Author image Andrew Wilcox



Reads a configuration file of directives and values.


    # comments start with a #, and blank lines are ignored
    Input     /etc/data_source      # the value follows the directive name
    # values can be quoted
    Comment   "here is a value with trailing spaces   "


    my $c = new ConfigReader::DirectiveStyle;
    directive $c 'Input', undef, '~/input';  # specify default value,
                                             #   but no parsing needed
    required  $c 'HomePage', 'new URI::URL'; # create URI::URL object
    ignore    $c 'Comment';                  # Ignore this directive.
    open(IN, $c->value("Input"));
    $c->define_accessors();                  # creates Input() and HomePage()


This class reads a common style of configuration files, where directive names are followed by a value. For each directive you can specify whether it has a default value or is required, and a function or method to use to parse the value. Errors and warnings are caught while parsing, and the location where the offending value came from (either from the configuration file, or your Perl source for default values) is reported.

DirectiveStyle is a subclass of ConfigReader::Values.

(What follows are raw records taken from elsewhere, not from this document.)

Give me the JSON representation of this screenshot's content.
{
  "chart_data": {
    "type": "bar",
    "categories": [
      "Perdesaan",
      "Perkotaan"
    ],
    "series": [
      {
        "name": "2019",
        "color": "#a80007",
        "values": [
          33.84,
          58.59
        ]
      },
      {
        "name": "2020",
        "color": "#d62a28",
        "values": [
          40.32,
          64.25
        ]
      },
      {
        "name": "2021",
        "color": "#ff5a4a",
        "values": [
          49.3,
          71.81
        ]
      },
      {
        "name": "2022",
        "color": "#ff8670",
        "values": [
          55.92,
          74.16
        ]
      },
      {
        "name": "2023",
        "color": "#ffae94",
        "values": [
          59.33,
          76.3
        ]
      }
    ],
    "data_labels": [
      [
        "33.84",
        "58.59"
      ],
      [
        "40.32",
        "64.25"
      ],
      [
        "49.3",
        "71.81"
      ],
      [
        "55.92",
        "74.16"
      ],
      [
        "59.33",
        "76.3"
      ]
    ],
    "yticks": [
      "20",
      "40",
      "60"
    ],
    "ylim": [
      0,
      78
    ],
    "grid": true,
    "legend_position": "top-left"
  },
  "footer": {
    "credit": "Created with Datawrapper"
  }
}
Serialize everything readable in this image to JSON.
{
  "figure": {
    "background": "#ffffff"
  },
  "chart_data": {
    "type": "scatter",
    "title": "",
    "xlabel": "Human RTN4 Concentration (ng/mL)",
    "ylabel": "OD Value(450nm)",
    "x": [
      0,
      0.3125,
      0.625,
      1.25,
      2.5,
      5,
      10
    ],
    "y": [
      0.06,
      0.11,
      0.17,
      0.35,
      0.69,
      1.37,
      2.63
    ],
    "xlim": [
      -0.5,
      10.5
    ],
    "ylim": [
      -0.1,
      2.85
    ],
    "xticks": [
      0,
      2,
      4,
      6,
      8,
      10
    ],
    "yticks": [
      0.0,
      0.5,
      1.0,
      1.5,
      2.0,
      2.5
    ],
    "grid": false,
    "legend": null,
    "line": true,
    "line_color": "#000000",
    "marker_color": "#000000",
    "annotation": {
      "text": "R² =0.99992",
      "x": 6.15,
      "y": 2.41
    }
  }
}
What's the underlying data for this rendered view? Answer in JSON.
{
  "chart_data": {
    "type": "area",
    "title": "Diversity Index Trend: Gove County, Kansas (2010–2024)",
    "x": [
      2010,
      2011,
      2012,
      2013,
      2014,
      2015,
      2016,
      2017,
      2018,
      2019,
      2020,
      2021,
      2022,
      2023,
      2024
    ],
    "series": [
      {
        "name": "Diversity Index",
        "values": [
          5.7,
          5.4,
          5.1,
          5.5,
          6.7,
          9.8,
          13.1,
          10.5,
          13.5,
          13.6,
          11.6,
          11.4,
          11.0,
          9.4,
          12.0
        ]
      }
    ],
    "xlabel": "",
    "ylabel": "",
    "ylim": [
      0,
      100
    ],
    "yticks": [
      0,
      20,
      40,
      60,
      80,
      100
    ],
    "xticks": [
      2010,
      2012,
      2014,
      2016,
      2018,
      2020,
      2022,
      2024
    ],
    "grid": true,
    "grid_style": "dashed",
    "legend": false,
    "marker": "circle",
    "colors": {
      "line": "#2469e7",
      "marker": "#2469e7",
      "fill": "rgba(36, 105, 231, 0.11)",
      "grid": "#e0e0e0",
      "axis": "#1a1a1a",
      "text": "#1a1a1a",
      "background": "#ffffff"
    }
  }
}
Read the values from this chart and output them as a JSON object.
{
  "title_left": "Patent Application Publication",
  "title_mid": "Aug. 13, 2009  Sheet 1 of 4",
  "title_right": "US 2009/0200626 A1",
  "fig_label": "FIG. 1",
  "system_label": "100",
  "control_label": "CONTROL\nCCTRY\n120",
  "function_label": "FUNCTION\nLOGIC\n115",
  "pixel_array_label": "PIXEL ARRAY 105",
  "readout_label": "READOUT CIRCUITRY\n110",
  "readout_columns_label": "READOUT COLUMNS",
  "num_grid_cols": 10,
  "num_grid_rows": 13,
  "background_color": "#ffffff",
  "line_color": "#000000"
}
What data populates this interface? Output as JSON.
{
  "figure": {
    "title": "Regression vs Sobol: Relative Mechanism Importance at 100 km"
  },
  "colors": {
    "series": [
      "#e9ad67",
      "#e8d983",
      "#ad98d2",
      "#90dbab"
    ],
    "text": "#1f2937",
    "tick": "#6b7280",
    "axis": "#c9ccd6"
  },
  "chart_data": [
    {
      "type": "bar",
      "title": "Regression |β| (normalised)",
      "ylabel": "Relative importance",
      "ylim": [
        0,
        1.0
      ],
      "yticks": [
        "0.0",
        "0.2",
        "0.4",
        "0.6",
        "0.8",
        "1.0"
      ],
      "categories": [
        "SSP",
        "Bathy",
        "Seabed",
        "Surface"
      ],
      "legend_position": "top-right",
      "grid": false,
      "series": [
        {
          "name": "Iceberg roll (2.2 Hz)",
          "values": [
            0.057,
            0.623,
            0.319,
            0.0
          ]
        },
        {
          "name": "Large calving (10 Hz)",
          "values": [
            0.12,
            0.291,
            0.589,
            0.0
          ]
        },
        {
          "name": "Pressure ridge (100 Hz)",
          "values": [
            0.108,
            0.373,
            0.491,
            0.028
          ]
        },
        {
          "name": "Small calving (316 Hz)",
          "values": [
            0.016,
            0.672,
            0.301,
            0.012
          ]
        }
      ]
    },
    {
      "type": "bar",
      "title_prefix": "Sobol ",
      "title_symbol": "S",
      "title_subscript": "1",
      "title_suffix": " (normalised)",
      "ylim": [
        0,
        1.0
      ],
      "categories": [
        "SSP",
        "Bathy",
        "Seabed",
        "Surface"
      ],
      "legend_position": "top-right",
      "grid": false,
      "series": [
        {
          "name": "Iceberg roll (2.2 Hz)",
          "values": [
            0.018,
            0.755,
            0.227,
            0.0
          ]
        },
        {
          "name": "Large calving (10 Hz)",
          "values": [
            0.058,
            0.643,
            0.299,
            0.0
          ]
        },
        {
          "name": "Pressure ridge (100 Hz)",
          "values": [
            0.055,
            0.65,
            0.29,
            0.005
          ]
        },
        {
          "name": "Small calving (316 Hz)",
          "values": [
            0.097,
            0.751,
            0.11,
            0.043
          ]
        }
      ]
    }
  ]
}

The methods to define the directives in the configuration file are documented there.

Comments are introduced by the "#" character, and continue until the end of line. Like in Perl, the backslash character "\" may be used in the directive values for the various standard sequences:

     \t          tab
     \n          newline
     \r          return
     \f          form feed
     \v          vertical tab, whatever that is
     \b          backspace
     \a          alarm (bell)
     \e          escape
     \033        octal char
     \x1b        hex char

The value may also be quoted, which lets you include leading or trailing spaces. The quotes are stripped off before the value is returned.

DirectiveStyle itself only reads the configuration file. Most of the hard work of defining the directives and parsing the values is done in its superclass, ConfigReader::Values. You should be able to easily modify or subclass DirectiveStyle to read a different style of configuration file.


new( [$spec] )

This static method creates and returns a new DirectiveStyle object. For information about the optional $spec argument, see DirectiveStyle::new().

load($file, [$untaint])

Before calling load(), you'll want to define the directives using the methods described in ConfigReader::Values.

Reads a configuration from $file. The default values for any directives not present in the file are assigned.

Normally configuration values are tainted like any data read from a file. If the configuration file comes from a trusted source, you can untaint all the values by setting the optional $untaint argument to a true value (such as 'UNTAINT').


You can stop reading here if you just want to use DirectiveStyle. The following methods could be overridden in a subclass to provide additional or alternate functionality.

parse_line($line, $whence, $untaint)

Parses $line. $whence is a string describing the source of the line. Returns a two-element array of the directive and the value string, or the empty array () if the line is blank or only contains a comment.

parse_value_string($str, $whence)

Interprets quotes, backslashes, and comments in the value part. (Note that after the value string is returned, it will still get passed to the directive's parsing function of method if one is defined).